York University researchers have captured half a century of Canadian life in a landmark study that began in Ontario classrooms and now spans generations.
Culminating in a new book titled The Story of a Generation, the research marks the longest-running Canadian generational study of its kind, following nearly 50 years in the lives of a cohort of high school students who graduated in 1973.

The project originated with Paul Anisef, professor emeritus at York’s Faculty of Liberal Arts & Professional Studies who began with a survey of high school students to help the Ontario Ministry of Colleges and Universities understand and project post-secondary enrolment.
“I didn’t have in my mind at all that this would become a long-standing longitudinal study,” says Anisef. “It started as a ministry-sponsored survey of high school students, and one thing led to another.”
Encouraged by colleagues after the initial survey, Anisef returned repeatedly to the same group of students – just under 2,500 members of the class of 1973 – surveying and interviewing them in seven waves, from adolescence through midlife and into their early to mid-'60s.
The final phase, conducted between 2019 and 2021, captured their reflections as many approached retirement, offering a rare, lifespan perspective on Canadians.
The newly released book is co-authored along with York Faculty of Education professors Paul Axelrod and Carl James, as well as York PhD student Erika McDonald, and includes contributions from Wolfgang Lehmann, Karen Robson and Erica Fae Thomson. It’s a follow-up to an earlier volume, Opportunity and Uncertainty: Life Course Experiences of the Class of ’73 (2000).
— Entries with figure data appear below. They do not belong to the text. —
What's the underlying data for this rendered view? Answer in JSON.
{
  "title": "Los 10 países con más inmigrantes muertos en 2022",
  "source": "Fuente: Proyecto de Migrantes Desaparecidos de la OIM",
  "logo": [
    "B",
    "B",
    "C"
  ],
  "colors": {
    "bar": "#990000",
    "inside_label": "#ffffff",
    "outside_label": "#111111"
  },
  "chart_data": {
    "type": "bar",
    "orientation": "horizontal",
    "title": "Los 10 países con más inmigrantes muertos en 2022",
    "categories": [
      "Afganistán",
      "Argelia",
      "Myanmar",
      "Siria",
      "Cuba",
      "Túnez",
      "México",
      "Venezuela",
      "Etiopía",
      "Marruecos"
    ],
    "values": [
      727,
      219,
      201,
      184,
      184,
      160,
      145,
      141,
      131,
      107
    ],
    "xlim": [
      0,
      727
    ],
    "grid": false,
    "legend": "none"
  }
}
Axelrod, professor emeritus and former dean of education at York, helped provide historical context in the study and notes how unusual the project is.
“What makes this study so unique is that it follows ordinary Canadians over more than 50 years,” he says. “Very few research projects and very few researchers are able to stay committed long enough to see an entire life course unfold.”
Born mainly in 1955 and 1956, these late baby boomers experienced sweeping economic, technological and social change, including the expansion of higher education, women’s growing participation in the labour force, immigration-driven diversification and the digital revolution.
The Story of a Generation blends large-scale survey data with in-depth interviews and portrait chapters to produce a textured account of how education, work, family and well-being intersect.
Anisef says the research team was fascinated by “the myriad pathways that people take in their lives,” and by how historical context and personal circumstances shape key decisions.

One of the book’s central insights is the dynamic relationship between social structure and individual agency. Early in life, factors such as parents’ education, social class, gender, region and immigration status strongly influenced access to post-secondary education and occupational opportunities. Urban youth, especially in Toronto, were more likely to attend university, whereas rural youth often faced more constrained options.
Over time, however, those constraints shifted.
“It’s a kind of natural experiment – you’re not controlling factors, but over time you can see what really changes and what begins to matter more in people’s lives,” Anisef says. “Social structural factors were extremely important early on, but as time went on, personal agency, motivation and personality began to assert more influence on what people did with their lives.”
“Social class matters, but it isn’t destiny,” says Axelrod. “Even a single teacher or mentor who recognizes ability and offers encouragement can make a huge difference and help people overcome barriers.”
The book also traces working lives shaped by economic restructuring and rapid technological change, as participants adapted from typewriters to computers, from manual to digital newspaper production and to increasingly automated, centralized workplaces.
“This generation lived through an incredible time of technological transition, and what we found is that most people adapted,” Axelrod says. “They learned on the job, took short courses and kept going, even when the changes felt overwhelming at first.”
Respondents navigated shifting gender roles, dual-earner households, caregiving for aging parents and evolving relationships with community and religion. For many, retirement emerged not as a clean break but as a mix of part-time work, volunteering, caregiving and “encore” careers.
When asked what ultimately mattered most in their lives, participants were strikingly consistent in their answers.
“The answer wasn’t work or career success – it was family and relationships,” Axelrod says.
Anisef does not plan further research with the Class of ’73, but he hopes others will extend the project to younger cohorts. “It would be fascinating to see what patterns we identified in our study persist in later generations,” he says.